Jithin VG, CEO, Founder and CEO, Bud Ecosystem
India should seek to build AI sovereignty based on a vision that leans not on massive hardware outlays but software innovation, cultural relevance, and ingenuity that powered Chandrayaan missions, says Jithin VG, Founder and CEO of Bud Ecosystem, based in Thiruvananthapuram.
“We need not copy the US or China here,” Jithin told businessline in an interview. A few wealthy nations and large corporations dominate the global AI space. Their strategies are hardware-heavy, riding on hyper-scale data centres and billion-dollar investments. “We don’t need to mimic them. Our strength lies elsewhere: doing more with less.”
A Chandrayaan-type strategy is the best shot at building sovereign AI capabilities. “We must rally scientific rigor and economic efficiency to create world-class AI with minimal infrastructure and investment,” he argues. Excerpts:
Could you elaborate on the challenges India faces in building AI at scale?
The gap is wide. The US has over 51 per cent of world’s hyper-scale data centres with 21 GW of capacity, while India barely scrapes at 1 GW. In 2024 alone, private AI investment in the US was over $109 billion, compared to just $1.16 billion here. We face foundational hurdles: unreliable power supply, a digital divide, dependence on foreign capital, and restrictive export controls on advanced chips. Throw in our linguistic diversity and the cultural irrelevance of most global models. One can see why the traditional playbook just won’t work for us.
So, if hardware is not the path forward, what is the alternative?
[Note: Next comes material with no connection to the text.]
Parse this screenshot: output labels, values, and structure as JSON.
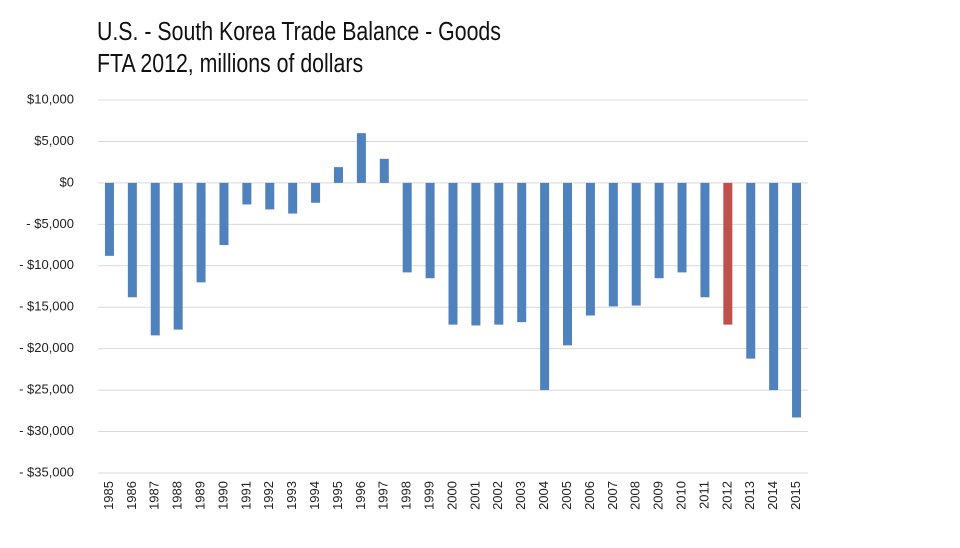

A software-first strategy. Instead of brute-forcing performance through more GPUs, we focus on algorithmic efficiency, architectural ingenuity, and smarter design. Recent innovations like FlashAttention-3 and DeepSeek R1 demonstrate that code-level optimisations can double performance or cut training costs dramatically.
What are some practical strategies under this software-first vision?
Leverage open models. Start with open LLMs like LLaMA or Falcon. Don’t train from scratch. Use adapters for localisation. This is critical for our multilingual population. Instead of one big general-purpose model, use a collection of smaller, task-specific models. Make the most of existing hardware. Use hybrid deployment. Split inference between edge and cloud.
How does this strategy ensure inclusivity in AI access?
Initiatives such as Bhashini are building open language datasets, and we can build on that by training culturally aware, multilingual models using adapter-based fine-tuning. AI must work for a farmer in Bihar, a teacher in Tamil Nadu, and a start-up founder in Bengaluru. Frugal innovation makes this possible, running on CPUs, mobile phones, and even edge devices like the Raspberry Pi.
Do you think this holds a mirror to the Global South?
What we build can be a blueprint for other developing nations. Our framework outlines how to deploy AI using hybrid infrastructure across CPUs, GPUs, NPUs, and edge environments. Hardware scarcity is a design constraint, not a limitation. By optimising everything from tokenisation to pre-training, we can turn fragmented data and low resources into a strength. Software is a great equaliser; history shows as much. It will be no different in AI either.
So you’re saying India can lead here, but differently?
Exactly. We do it on our own terms – scalable frugality, cultural alignment, and software-driven innovation. If we do this right, India won’t just achieve AI sovereignty, but also offer a roadmap to others.